Still, Volin said, it feels as if Floyd’s death was a turning point. After the unarmed man was killed by Minneapolis police, even her seventh-grade students who had expressed more conservative viewpoints in the past said change was needed.
“Public opinion has shifted,” said Volin. “Teachers went from feeling like, ‘I feel unprepared to talk about racism, so maybe I shouldn’t,' to ‘It doesn’t matter that I don’t know how to talk about this, we need to talk about it.’”

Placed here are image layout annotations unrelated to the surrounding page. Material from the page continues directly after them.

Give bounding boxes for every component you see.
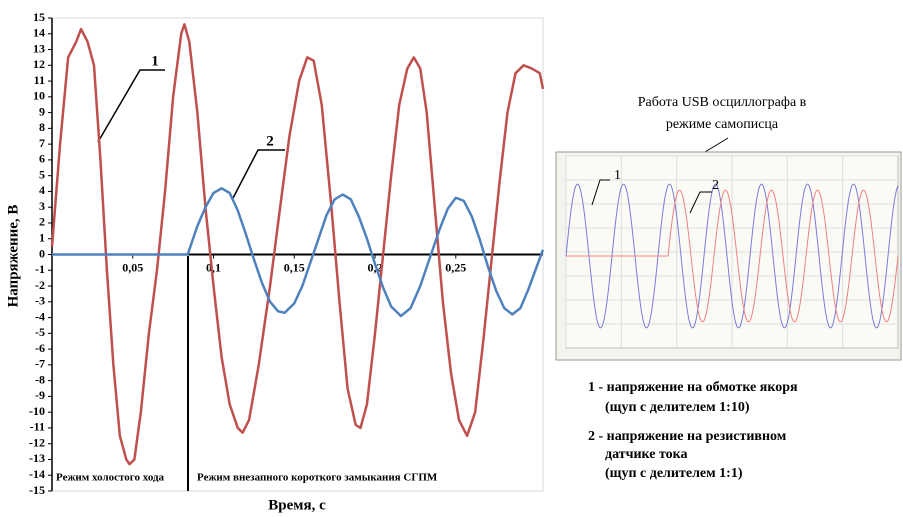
y-tick-label: -1 (35, 262, 45, 276)
y-tick-label: 9 (39, 104, 45, 118)
series-line (52, 188, 543, 316)
inset-title: режиме самописца (666, 117, 779, 132)
y-tick-label: 15 (33, 10, 45, 24)
series-label: 2 (266, 133, 274, 149)
y-tick-label: 1 (39, 230, 45, 244)
y-tick-label: 12 (33, 57, 45, 71)
page: Напряжение, В Время, с Режим холостого х… (0, 0, 903, 517)
y-tick-label: 13 (33, 41, 45, 55)
inset-label: 1 (614, 168, 621, 183)
y-tick-label: -15 (29, 483, 45, 497)
y-tick-label: 5 (39, 167, 45, 181)
y-tick-label: -7 (35, 357, 45, 371)
y-tick-label: -6 (35, 341, 45, 355)
series-label: 1 (151, 53, 159, 69)
leader-line (98, 70, 165, 142)
x-tick-label: 0,05 (122, 260, 143, 274)
y-tick-label: 4 (39, 183, 45, 197)
x-axis-label: Время, с (268, 497, 326, 513)
y-tick-label: -8 (35, 372, 45, 386)
y-tick-label: 11 (34, 73, 45, 87)
y-tick-label: -9 (35, 388, 45, 402)
y-tick-label: 6 (39, 152, 45, 166)
leader-line (232, 150, 285, 200)
y-tick-label: -3 (35, 294, 45, 308)
note: 1 - напряжение на обмотке якоря (588, 380, 798, 395)
y-axis-label: Напряжение, В (5, 205, 21, 308)
y-tick-label: 14 (33, 26, 45, 40)
y-tick-label: 7 (39, 136, 45, 150)
y-tick-label: -14 (29, 467, 45, 481)
y-tick-label: 10 (33, 89, 45, 103)
inset-title: Работа USB осциллографа в (638, 95, 807, 110)
inset-label: 2 (712, 178, 719, 193)
note: (щуп с делителем 1:1) (605, 466, 743, 481)
inset-screenshot (556, 152, 901, 360)
series-line (52, 24, 543, 464)
y-tick-label: 8 (39, 120, 45, 134)
y-tick-label: -13 (29, 451, 45, 465)
note: (щуп с делителем 1:10) (605, 400, 750, 415)
annotation: Режим внезапного короткого замыкания СГП… (197, 472, 438, 484)
y-tick-label: -5 (35, 325, 45, 339)
y-tick-label: -11 (30, 420, 45, 434)
y-tick-label: -10 (29, 404, 45, 418)
note: датчике тока (605, 447, 688, 462)
y-tick-label: -4 (35, 309, 45, 323)
x-tick-label: 0,15 (284, 260, 305, 274)
note: 2 - напряжение на резистивном (588, 429, 787, 444)
y-tick-label: 3 (39, 199, 45, 213)
x-tick-label: 0,25 (445, 260, 466, 274)
y-tick-label: 2 (39, 215, 45, 229)
y-tick-label: -2 (35, 278, 45, 292)
x-tick-label: 0,1 (206, 260, 221, 274)
figure: Напряжение, В Время, с Режим холостого х… (0, 0, 903, 517)
y-tick-label: -12 (29, 435, 45, 449)
y-tick-label: 0 (39, 246, 45, 260)
annotation: Режим холостого хода (56, 472, 165, 484)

Other local schools have pledged action on racial equity issues, many in answer to student concerns: Cherry Hill has said it will examine its curriculum and do more to teach Black history; Germantown Friends said it is “working to create and implement a comprehensive approach to antiracism”; before students return to school in the fall, Lower Merion staff will have training on equity and antiracism.
Philadelphia School District officials said changes will begin when students return to school in September. District staff is already examining and infusing antiracism into the social studies curriculum, and other subjects will eventually be addressed. But the goal to amplify the work of activists goes well beyond that, said Estelle Acquah, a special projects director working on antiracism.
“This is an organizational-wide effort,” said Acquah. “Nothing is off the table. We’re looking at what policy changes we need to make as a system, but also how we affect every worker in the system’s thoughts and beliefs.”
Equity has been a focus of his administration, Hite said; it is accelerating.
“I think the collective will is different now,” he said.